Lenski’s the guy who studied all those generations of E. Coli bacteria, and discovered that over many thousands of generations, there were very few beneficial mutations. (Darwinism depends, not on mutations as such but on mutations that benefit the organism.) Recently, his work was the subject of an item, “Evolvability, observed” by Jef Akst (The Scientist, 17th March 2011 ), where we learn
Natural selection picks the most well adapted organisms to survive and reproduce. But what if the most beneficial mutations in the short term meant less room for adaptation in the future?[ … ]
Researchers at Michigan State University and the University of Houston in Texas took advantage of a long-term evolution experiment on Escherichia coli that’s been running for more than 50,000 generations. Characterizing archived strains from 500, 1000, and 1500 generations, the team identified two beneficial mutations that arose in some strains prior to 500 generations and eventually spread through the entire population. The researchers dubbed the strains that carried these mutations at 500 generations the eventual winners (EWs) and those lacking the mutations the eventual losers (ELs).

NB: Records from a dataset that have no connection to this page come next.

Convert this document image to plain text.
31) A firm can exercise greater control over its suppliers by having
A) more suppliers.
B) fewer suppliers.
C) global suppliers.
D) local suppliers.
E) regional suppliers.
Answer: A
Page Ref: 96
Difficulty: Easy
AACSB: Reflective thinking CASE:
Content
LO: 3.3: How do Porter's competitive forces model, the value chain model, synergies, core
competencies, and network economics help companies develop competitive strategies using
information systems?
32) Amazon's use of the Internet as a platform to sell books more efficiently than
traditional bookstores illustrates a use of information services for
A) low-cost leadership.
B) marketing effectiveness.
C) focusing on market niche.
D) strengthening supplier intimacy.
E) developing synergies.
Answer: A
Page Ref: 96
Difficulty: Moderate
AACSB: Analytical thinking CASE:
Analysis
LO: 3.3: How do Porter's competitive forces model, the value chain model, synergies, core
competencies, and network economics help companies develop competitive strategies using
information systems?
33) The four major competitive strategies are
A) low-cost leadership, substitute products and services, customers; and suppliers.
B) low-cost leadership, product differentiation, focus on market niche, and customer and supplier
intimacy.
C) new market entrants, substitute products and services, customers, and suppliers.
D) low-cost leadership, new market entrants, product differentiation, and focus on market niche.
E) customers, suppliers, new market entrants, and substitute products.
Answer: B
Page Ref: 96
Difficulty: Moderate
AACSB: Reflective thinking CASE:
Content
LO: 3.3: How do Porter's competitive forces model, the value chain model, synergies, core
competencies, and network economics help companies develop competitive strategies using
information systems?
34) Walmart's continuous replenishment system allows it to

Andrew J. Fabich at Tennessee Temple University, who knows somewhat of bacteria, writes to say that none of the stuff about them is any big surprise,
Having read the paper, I’m impressed at the magnitude of the research, but not the conclusions. Wood et al. identified a spoT mutation in E. coli as what made his “Eventually Wins” (EW) strains less fit for competition. That’s a no-brainer as spoT mutations studied as much as possible in an isolated background (that of a relA mutant) are always sick. I am not surprised that they identified a gene that made the strain weaker, despite its earlier chances for success. Whenever you mess with the translation machinery and, specifically, the stringent response, you’re setting yourself up for failure. It would’ve been more interesting to see a proper control experiment done in which the spoT mutation was introduced at the beginning of the long-term evolution experiment rather than identified at the very end. This has philosophical implications that Lenski thinks evolution has a goal in mind (i.e., spoT) rather than being random and without a goal.
Does Lenski really think that, then? All ears.
Incidentally, Fabich advises,
I am at no further risk considering my name is already associated with Intelligent Design and being a dissenter. My dissertation was working on E. coli and I followed Lenski’s work because I followed E. coli adaptation in the intestine (rather than the lab) . A fellow graduate student worked directly on the relationship between relA and spoT.